Holmes: Ironically, Hawkeye. He may be the least powerful member of the team, but he continually delivered throughout the story. He avoided being hypnotized by Scarlet Witch, he gave the Avengers a place to lay low and he inspired the twins to become the heroes they were meant to be. This movie was his time to shine, so no one should be talking smack about the guy with a bow and arrow anymore.
Romano: Captain America. Hands down. Iron Man may have his snark and inventions, but his ego has actually become a threat to the world. Our star-spangled hero, on the other hand, is the one everyone turns to in their darkest hour, he’s the one who keeps everyone’s moral code in check, and he’s the one in charge of whipping the new Avengers into shape.
McKnight: Hawkeye. I know, I’m as surprised as the rest of you, but he’s really the glue that keeps the team together in Age of Ultron. When everyone’s pushed to the brink, to their respective breaking points, he’s the one who keeps them from totally crumbling. Not only does he talk them down, he puts things in perspective and is able to remind the others what’s important. And he has the best line of the movie.
After Iron Man Leaves, Which Superhero Is The Future of Marvel?
O’Connell: Spider-Man. He’s a classic Marvel character, and the MCU can celebrate finally getting him back in the fold. From all that we are hearing, the studio wants a young actor, so they can build on them for years to come. If and when Robert Downey Jr. hangs up his armor, I think the MCU will be Spidey’s to run.
Eisenberg: This puts a ton of pressure on a role that hasn’t been cast yet, but it kind of has to be Spider-Man. The character is not only Marvel’s most popular character, but the fact that the studio is going as young as they can opens up the door for the actor to play the part for many, many years to come. As such, it will be fascinating to see who the choice winds up being.
Holmes: I have to go with Spider-Man. Captain America and Thor look like they’ll be winding down after the Avengers: Infinity War movies, and Hulk won’t be getting a solo film anytime soon. The Web-Slinger is being reintroduced in a prominent role in this universe, and because the actor playing him will be so young, he’ll get to stick around the MCU for awhile.
Romano: It’s difficult to gauge the future face of the Marvel movies, but if we’re going on comic books, Doctor Strange could be a candidate. Everyone loves Benedict Cumberbatch, and the Sorcerer Supreme, much like Iron Man, is a member of various secret societies, like the Illuminati, The Order and Midnight Sons. He’s a proven leader and one of the most powerful beings in the comic book universe.
McKnight: This is a tough one.

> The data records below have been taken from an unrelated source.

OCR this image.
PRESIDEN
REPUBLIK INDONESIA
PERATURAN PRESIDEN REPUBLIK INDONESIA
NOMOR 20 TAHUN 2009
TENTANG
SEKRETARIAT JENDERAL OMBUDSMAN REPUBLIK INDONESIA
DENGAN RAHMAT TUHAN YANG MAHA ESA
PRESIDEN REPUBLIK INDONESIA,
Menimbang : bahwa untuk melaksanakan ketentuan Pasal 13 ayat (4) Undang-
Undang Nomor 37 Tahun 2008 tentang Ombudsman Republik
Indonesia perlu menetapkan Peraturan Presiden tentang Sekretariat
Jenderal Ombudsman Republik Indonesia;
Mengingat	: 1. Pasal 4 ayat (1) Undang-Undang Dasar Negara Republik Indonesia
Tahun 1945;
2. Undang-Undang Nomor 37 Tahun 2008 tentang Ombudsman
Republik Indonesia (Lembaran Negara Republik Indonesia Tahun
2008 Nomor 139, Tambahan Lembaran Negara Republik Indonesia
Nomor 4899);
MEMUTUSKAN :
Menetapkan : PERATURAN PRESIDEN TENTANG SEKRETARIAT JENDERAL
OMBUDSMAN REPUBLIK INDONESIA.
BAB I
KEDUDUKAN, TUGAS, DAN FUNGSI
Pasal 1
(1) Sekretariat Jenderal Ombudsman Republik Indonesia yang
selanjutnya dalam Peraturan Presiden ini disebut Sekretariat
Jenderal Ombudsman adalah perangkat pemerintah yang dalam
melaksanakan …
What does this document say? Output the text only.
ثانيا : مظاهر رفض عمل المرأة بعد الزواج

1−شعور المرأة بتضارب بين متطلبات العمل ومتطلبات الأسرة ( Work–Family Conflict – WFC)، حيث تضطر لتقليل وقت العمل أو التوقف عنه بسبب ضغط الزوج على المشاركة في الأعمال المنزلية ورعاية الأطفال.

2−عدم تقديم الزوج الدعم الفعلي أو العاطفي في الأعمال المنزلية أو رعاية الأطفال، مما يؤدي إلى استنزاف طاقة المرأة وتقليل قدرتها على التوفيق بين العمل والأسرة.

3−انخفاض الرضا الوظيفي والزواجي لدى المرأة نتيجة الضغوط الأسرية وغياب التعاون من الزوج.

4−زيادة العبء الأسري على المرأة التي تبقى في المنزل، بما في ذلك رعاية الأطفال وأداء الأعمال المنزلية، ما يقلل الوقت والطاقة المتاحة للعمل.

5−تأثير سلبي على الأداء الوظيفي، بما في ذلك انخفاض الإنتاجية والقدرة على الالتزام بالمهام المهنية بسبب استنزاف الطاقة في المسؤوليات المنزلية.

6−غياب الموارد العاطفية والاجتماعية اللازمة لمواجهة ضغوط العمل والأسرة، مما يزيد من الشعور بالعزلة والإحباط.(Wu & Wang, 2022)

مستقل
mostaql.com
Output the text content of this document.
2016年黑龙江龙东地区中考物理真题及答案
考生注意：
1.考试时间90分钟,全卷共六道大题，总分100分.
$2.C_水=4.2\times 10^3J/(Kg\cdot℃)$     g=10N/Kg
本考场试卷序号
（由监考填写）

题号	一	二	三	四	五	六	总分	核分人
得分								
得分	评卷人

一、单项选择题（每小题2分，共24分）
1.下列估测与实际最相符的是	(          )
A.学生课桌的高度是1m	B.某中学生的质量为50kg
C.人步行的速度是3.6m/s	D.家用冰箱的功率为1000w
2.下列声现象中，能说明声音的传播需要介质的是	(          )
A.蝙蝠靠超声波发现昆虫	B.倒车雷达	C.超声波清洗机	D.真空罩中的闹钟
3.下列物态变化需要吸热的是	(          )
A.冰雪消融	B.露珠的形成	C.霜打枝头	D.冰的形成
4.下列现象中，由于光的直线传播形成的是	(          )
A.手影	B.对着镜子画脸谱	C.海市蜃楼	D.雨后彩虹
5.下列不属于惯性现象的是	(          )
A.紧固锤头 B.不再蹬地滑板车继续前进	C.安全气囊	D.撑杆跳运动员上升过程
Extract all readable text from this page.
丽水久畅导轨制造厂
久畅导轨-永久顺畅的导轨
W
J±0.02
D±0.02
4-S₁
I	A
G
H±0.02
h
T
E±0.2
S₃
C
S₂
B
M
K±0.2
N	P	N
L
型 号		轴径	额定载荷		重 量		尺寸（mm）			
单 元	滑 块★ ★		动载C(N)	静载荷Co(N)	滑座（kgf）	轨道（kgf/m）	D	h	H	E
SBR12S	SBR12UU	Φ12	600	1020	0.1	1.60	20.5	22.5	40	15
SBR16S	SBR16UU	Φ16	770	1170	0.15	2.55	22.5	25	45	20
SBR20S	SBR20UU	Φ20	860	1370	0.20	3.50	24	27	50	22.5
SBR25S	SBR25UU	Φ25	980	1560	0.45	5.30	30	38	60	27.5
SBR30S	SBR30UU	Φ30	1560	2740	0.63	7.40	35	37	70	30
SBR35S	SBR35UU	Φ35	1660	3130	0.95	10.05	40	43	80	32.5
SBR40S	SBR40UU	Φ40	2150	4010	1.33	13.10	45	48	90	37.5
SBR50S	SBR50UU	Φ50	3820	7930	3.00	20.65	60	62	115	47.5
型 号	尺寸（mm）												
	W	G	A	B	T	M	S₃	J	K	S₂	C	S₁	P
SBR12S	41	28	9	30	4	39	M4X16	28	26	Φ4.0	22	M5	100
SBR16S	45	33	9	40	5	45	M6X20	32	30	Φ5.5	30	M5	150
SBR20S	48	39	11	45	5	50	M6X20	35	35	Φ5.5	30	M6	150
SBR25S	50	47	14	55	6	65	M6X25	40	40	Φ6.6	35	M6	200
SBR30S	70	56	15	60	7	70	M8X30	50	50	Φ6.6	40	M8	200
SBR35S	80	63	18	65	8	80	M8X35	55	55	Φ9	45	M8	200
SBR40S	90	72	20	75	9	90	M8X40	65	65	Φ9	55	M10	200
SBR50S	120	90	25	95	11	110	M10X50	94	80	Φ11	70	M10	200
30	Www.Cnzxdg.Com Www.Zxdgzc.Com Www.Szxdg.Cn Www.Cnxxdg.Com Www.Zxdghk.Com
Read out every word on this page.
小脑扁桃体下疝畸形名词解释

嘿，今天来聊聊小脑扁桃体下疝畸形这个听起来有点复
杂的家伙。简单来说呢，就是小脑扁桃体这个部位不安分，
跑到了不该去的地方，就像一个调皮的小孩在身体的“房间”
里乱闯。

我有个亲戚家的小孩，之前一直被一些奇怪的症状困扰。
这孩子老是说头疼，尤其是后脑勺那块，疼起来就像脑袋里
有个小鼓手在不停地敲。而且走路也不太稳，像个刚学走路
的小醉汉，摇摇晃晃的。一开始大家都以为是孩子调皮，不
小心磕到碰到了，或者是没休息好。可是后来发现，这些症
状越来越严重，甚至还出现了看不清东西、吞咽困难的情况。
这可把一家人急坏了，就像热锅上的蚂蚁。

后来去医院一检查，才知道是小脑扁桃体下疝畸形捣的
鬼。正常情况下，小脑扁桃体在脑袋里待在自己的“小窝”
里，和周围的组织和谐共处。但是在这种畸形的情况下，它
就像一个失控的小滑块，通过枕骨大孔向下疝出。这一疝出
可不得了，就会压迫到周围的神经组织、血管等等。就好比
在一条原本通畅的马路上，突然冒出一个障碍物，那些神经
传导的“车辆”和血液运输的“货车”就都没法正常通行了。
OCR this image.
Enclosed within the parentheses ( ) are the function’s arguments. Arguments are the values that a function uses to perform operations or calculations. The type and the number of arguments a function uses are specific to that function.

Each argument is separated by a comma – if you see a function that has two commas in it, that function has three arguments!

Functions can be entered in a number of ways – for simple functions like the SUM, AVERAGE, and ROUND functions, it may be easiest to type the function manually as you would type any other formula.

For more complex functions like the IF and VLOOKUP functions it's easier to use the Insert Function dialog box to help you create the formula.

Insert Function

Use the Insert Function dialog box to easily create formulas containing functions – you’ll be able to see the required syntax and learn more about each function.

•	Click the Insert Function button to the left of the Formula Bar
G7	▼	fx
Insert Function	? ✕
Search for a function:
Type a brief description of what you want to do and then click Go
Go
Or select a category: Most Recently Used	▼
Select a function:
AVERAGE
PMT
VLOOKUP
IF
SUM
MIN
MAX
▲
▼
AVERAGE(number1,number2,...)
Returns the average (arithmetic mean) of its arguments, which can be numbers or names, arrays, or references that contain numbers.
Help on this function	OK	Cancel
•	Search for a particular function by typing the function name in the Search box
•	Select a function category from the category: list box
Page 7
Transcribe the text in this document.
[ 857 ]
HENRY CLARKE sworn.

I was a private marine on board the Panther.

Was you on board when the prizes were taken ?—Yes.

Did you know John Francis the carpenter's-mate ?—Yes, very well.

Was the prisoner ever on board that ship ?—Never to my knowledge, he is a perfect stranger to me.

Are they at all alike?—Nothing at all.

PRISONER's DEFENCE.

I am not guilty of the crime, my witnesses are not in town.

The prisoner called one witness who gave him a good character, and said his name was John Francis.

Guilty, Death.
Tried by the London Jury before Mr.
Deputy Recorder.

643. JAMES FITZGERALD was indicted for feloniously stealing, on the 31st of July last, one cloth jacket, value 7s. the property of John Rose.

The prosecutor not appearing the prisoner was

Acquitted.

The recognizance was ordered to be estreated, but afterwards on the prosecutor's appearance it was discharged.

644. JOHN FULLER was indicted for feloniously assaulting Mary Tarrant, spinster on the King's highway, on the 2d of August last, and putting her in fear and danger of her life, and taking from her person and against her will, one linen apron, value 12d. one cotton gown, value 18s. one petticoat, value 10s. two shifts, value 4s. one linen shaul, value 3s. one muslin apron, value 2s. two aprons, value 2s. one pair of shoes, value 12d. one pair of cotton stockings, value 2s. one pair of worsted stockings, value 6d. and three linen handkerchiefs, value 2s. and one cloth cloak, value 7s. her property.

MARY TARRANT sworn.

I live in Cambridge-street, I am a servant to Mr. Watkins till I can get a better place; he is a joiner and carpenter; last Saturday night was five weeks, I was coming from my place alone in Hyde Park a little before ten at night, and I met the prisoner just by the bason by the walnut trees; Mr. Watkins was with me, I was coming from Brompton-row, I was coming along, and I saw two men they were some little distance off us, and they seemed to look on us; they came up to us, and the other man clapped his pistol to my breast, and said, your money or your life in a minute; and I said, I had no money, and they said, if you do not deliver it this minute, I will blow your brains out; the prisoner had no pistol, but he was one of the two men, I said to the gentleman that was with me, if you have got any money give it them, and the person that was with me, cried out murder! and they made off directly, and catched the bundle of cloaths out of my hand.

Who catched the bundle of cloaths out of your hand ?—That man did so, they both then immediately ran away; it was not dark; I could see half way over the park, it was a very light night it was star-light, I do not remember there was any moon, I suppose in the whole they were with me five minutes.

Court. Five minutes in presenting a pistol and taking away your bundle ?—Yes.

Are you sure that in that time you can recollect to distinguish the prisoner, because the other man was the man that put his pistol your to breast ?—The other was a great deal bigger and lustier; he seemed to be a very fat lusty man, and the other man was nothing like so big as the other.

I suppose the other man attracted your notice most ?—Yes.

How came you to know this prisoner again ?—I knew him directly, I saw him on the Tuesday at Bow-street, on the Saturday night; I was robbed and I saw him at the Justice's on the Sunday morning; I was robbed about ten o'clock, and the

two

I could see Falcon stepping into a leadership role, following in Cap’s footsteps, and Anthony Mackie certainly has the charisma to pull it off. But I think it would be cool to see Captain Marvel take center stage. As the MCU moves deeper and deeper into the universe, this is a possibility, and it would also be something very, very different from what Marvel has done up to now.